Per chi voglia invece andare in pensione in modo anticipato, la cosiddetta APE, si partirà sperimentalmente a partire da maggio del 2017 e per tutto il 2018. Per accedere a questa opzione si deve avere più di 63 anni e un ventennio di contribuzione. Sulla pensione sarà poi calcolato quello che ancora il lavoratore avrebbe dovuto versare allo Stato sotto forma di contributo.

Lavoratori precoci

Per la categoria dei cosiddetti lavoratori precoci, cioè coloro che sono entrati nel mondo del lavoro in età molto giovane, addirittura prima dei 19 anni, è possibile andarsene in pensione con una contribuzione versata per “soltanto” 41 anni, qualora siano appartenenti a categorie specificamente individuate dalla Legge di Bilancio 2017.

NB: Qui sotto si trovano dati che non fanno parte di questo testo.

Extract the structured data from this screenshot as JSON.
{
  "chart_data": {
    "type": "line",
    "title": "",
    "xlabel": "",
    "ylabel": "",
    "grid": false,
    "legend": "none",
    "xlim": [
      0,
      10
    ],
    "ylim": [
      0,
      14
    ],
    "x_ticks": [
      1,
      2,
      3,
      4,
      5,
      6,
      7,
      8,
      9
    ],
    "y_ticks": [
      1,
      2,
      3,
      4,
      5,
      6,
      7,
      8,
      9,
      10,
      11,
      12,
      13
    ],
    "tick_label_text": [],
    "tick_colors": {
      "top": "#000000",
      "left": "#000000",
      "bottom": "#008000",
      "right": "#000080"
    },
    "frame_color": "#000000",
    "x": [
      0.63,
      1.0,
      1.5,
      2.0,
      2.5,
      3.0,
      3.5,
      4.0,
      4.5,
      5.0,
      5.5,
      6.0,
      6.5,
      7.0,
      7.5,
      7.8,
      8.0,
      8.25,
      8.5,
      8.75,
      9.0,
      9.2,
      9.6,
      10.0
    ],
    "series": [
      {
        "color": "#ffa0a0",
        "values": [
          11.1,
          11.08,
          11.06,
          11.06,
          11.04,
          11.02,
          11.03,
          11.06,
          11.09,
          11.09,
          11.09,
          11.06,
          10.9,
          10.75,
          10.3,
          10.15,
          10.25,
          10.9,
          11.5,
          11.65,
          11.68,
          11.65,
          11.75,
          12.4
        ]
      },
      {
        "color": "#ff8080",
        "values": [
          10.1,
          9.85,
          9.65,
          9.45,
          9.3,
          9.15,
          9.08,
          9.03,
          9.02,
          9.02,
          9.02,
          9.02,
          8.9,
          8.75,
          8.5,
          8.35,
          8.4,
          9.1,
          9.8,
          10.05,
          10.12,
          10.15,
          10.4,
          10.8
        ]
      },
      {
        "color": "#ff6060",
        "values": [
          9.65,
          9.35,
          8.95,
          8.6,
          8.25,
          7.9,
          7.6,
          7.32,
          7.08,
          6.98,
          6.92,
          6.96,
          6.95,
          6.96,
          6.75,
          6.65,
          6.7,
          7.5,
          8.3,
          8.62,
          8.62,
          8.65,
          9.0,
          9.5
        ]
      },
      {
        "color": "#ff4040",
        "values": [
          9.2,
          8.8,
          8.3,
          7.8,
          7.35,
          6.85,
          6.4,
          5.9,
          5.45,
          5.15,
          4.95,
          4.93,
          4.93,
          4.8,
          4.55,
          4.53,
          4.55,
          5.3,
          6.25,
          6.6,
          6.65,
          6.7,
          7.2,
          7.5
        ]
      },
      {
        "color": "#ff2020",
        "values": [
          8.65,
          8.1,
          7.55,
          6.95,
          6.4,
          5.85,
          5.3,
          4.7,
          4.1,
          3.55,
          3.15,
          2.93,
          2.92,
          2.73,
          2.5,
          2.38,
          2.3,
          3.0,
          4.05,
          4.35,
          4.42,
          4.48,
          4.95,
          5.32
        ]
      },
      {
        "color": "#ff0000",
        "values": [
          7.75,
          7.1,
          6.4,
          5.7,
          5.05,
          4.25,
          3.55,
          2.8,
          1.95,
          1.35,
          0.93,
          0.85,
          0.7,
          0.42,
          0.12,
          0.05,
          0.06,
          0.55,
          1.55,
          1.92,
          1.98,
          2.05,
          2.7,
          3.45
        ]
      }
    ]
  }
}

 I lavoratori precoci chiedono una riforma delle pensioni che contempli Quota 41 per tutti

Previste anche delle deroghe alla legge Fornero che aveva letteralmente bloccato intere categorie di lavoratori in età quasi pensionabile nei rispettivi posti di lavoro, congelando situazioni praticamente sbloccate di ulteriori cinque o sei anni. Una tegola caduta in testa a milioni di lavoratori che da quasi pensionati si sono ritrovati incatenati nel proprio posto di lavoro a sessant’anni compiuti e senza sperare in una rapida soluzione.

In ogni caso, la legge di Stabilità prevede ulteriori specificazioni per categorie ben precise di lavoratori, come quelli sottoposti a lavori particolarmente usuranti e coloro che appartengono ad esempio al settore della sicurezza o a quello del teatro e della danza o ancora agli sportivi o alla chiesa.